Angola: Nach der Gewalt
Vier NGOs, darunter eine kirchliche, machen den Sicherheitskräften schwere Vorwürfe. Beim gewaltsamen Vorgehen gegen Demonstranten sei es zu summarischen Hinrichtungen gekommen. Mindestens 22 Menschen kamen bei den Protesten ums Leben; Dutzende von Lagerhäusern und Geschäften in der Hauptstadt Luanda wurden geplündert.
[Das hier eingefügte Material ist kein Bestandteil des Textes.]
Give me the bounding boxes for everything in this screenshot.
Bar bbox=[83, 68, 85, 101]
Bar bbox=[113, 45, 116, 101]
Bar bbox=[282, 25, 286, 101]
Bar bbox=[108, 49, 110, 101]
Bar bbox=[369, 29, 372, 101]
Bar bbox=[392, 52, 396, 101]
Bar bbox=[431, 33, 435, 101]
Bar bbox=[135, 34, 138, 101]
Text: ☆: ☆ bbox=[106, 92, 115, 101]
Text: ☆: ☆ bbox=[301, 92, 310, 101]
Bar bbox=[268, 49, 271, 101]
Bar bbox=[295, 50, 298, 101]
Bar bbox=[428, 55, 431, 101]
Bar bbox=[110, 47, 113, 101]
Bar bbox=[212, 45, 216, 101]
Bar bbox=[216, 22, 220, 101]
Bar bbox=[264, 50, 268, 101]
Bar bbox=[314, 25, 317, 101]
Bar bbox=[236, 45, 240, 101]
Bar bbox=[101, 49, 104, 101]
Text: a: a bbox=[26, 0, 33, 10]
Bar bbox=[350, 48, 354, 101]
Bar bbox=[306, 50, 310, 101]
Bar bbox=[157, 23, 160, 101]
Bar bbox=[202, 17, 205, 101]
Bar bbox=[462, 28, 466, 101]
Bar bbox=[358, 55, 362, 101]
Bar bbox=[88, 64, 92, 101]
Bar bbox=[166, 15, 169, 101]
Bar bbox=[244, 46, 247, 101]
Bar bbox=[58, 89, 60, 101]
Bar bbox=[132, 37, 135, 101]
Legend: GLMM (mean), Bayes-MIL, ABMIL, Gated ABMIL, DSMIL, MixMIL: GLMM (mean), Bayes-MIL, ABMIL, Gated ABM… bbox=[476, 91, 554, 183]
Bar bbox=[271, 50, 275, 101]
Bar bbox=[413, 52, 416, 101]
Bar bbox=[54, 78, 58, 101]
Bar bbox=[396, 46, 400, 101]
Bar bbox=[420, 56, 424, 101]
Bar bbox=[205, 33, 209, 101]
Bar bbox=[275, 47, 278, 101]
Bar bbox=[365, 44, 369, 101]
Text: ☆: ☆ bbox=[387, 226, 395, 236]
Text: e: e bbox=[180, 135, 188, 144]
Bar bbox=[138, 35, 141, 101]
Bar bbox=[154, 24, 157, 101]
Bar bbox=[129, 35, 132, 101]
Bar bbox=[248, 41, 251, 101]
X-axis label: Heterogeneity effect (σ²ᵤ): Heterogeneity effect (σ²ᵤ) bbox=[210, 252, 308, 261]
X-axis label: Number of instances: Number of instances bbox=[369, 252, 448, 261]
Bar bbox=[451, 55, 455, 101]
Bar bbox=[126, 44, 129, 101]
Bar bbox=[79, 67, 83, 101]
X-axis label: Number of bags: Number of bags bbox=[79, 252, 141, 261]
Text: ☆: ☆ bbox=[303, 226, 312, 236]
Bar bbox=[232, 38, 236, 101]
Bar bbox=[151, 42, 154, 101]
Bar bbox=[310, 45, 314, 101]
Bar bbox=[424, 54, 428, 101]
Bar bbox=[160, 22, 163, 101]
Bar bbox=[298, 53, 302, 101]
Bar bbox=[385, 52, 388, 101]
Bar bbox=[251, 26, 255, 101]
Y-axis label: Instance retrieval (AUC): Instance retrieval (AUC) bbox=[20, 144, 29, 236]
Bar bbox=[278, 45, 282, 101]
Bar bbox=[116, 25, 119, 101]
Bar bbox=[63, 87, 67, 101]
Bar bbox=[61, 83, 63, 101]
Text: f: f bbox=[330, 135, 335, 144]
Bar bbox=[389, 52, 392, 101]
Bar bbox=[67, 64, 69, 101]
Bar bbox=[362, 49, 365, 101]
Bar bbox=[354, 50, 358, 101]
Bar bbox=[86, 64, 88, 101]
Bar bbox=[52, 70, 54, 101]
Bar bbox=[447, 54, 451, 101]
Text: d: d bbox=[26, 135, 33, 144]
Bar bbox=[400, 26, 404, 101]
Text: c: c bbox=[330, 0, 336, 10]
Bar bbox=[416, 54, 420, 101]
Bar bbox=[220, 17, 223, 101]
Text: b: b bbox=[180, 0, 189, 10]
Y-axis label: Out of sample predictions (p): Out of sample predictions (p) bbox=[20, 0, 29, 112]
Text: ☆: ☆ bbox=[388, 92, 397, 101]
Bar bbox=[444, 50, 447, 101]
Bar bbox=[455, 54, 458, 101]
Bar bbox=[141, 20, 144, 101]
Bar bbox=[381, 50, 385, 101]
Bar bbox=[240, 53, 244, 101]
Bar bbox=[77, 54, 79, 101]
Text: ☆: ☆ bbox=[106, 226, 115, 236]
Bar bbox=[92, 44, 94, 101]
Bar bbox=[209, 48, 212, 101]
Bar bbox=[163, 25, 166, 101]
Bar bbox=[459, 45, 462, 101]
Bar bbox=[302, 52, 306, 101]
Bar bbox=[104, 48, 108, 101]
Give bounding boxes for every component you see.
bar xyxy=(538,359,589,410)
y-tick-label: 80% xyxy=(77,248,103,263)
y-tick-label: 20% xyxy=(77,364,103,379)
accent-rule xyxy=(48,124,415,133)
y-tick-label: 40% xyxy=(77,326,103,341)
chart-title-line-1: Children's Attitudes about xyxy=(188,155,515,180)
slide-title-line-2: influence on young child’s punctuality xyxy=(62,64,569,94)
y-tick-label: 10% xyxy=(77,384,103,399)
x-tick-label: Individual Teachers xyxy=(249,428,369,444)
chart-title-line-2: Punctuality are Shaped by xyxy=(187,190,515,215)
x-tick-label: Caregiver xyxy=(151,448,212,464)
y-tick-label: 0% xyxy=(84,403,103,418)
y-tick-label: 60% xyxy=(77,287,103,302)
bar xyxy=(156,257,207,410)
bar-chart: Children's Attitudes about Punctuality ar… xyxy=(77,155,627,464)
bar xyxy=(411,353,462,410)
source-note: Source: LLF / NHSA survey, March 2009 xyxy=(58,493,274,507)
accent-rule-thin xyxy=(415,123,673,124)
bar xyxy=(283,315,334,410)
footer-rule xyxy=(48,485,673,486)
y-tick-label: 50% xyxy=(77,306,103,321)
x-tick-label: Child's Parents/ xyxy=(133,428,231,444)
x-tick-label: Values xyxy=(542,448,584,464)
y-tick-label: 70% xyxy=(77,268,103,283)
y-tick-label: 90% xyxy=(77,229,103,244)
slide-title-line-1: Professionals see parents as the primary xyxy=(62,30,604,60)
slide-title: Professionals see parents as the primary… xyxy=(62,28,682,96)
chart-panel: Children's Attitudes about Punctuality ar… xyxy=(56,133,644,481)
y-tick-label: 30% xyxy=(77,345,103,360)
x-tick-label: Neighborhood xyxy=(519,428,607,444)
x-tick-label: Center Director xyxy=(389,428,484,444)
Protest gegen steigende Preise
Ausgangspunkt der Unruhe war ein dreitägiger Streik der Taxifahrer gegen die Erhöhung der Benzinpreise. ?Diese Paralyse von Taxis und öffentlichen Verkehrsmitteln haben junge Leute genutzt, um zu randalieren, zu stehlen, Dinge anzuzünden: Supermärkte, Tankstellen, Krankenhäuser.“
Das sagt der Jesuitenpater Celestino Epalanga im Interview mit uns. Er ist Generalsekretär der bischöflichen Kommission für Gerechtigkeit und Frieden sowie Bischofsvikar für die Seelsorge im Bistum Luanda. ?Nach Angaben der Polizei sind 22 Menschen ums Leben gekommen und mehr als tausend weitere verletzt worden; ungefähr 140 Verletzte wurden in Krankenhäuser eingeliefert.“
Die Ruhe ist fragil
Mittlerweile sei wieder eine fragile Ruhe eingekehrt: ?Wir haben unsere Arbeit und unser normales Leben wieder aufgenommen. Aber tatsächlich befinden wir uns seit 2014, also schon seit zehn Jahren, in einer sozioökonomischen und finanziellen Krise. Über die Hälfte der Bevölkerung lebt in extremer Armut; und die Regierung hat nach der Pandemie beschlossen, die Kraftstoffpreise zu erhöhen. Hinzu kommt der Anstieg der Preise für Lebensmittel, Waren und Dienstleistungen.“
Zwar verfügt Angola über viele natürliche Ressourcen, darunter vor allem Erdöl im Norden und vor der Küste. Das Öl ist das wichtigste Exportprodukt des Landes, und Angola profitiert dabei von der Tatsache, dass der Ukrainekrieg den Erdölpreis in die Höhe getrieben hat. Doch dem gegenüber stehen drückende Auslandsschulden: Vor allem gegenüber China steht Angola in der Kreide.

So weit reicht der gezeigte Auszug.